Promoting the rights of Children and Young People

We have many questions relating to the rights of our children and society in general, seemingly being ignored and overshadowed by the need for further political messaging, irrespective of the greater good it was seeking to achieve, which remained dubious because there was no evidence to substantiate the decisions leading to those messages. It is our view this was ignored. In our view, governments knew the dangers of lockdowns and restrictions, you only have to check their own website https://www.gov.uk/government/publications/wellbeing-in-mental-health-applying-all-our-health.

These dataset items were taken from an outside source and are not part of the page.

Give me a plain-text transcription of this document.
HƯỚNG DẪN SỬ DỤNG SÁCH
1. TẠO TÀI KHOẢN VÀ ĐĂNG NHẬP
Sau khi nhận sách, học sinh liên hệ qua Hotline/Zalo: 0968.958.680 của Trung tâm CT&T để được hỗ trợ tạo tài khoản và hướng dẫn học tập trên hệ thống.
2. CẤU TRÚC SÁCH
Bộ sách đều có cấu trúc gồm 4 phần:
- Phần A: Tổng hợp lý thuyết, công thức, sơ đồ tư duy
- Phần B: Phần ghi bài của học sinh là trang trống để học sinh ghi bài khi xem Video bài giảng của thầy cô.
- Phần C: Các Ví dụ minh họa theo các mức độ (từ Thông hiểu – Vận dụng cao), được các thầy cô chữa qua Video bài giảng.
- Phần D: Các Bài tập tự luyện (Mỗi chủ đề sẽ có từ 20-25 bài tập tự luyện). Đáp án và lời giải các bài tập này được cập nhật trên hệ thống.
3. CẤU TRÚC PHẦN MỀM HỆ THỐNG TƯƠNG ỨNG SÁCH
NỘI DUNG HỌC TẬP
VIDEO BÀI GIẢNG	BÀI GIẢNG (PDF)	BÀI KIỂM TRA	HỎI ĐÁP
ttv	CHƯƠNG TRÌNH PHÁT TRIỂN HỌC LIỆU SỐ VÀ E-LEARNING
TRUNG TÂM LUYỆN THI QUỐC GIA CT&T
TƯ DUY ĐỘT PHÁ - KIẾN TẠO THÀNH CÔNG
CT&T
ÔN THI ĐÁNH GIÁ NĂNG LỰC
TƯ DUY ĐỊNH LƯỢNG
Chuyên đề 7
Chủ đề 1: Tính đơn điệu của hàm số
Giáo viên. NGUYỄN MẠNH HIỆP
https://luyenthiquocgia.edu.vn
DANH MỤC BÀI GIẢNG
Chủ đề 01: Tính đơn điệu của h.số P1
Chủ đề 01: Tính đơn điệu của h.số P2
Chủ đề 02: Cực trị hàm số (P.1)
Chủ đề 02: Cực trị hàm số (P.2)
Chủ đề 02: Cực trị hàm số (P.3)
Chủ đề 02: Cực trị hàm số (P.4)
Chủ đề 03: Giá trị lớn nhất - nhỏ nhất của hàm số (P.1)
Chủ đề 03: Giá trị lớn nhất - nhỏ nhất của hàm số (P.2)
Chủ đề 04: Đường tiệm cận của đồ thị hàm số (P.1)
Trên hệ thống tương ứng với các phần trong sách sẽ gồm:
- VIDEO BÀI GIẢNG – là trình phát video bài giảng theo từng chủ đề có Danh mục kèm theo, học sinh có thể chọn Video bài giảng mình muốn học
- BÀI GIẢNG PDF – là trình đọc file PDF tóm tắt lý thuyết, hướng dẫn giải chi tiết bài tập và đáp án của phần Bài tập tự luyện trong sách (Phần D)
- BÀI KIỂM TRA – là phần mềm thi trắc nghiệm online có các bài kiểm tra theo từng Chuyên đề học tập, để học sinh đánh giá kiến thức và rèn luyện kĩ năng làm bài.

in relation to guidance on wellbeing . Many children’s charities have policies already in place to ensure the physical and mental health of our children and young people. Many medical professionals doctors and professors such as Carl Heneghan the director of the center of evidence based medicine questioned and challenged these measures. Was it right that people had been forced to stay at home only being allowed out once a day for walk while hibernating from the rest of society? Are we now reaping the consequences as per Chris Witty’s speech at the association of directors of public health

We must reflect on the past two years, we must learn from the failures and ensure a much more resilient population. We were vulnerable, but it is our belief that we as parents and community had, at the outset challenged these measures and been more knowledgeable then perhaps we may not just have been facing the mental and

Life Expectancy

physical health issues we are facing today. ARN believes in applying proactive methods with an effective due process that leads to the evidence allowing us to assess laws, regulations, plans, policy, guidance and practices. This creates a more in-depth perspective within which to understand how these proposals seeking to restrict our lives are to be enhanced and enforced by various government agencies and statutory bodies. We as parents must learn and should advocate on behalf of ourselves and our children. We must be the fulcrum in the first line of defence for our children and young people. We must learn to empower and educate ourselves in order to step in and say “No, you don’t get to do that” People who should have been there to protect our children weren’t. A vulnerable society will always depend on others to step in when they can’t, that is justice. We surely must realize that we need to become our own advocates. We must understand there is a need to become our own lawyers. We need to stop giving our power away unnecessarily. Upon reflection, I feel it’s time to consider how we change this going forward, can we as a society find a new way of thinking? With the chief medical officers own admission on the impact on our mental and physical health the lockdowns had, can it now be argued that such draconian measures can never again be introduced?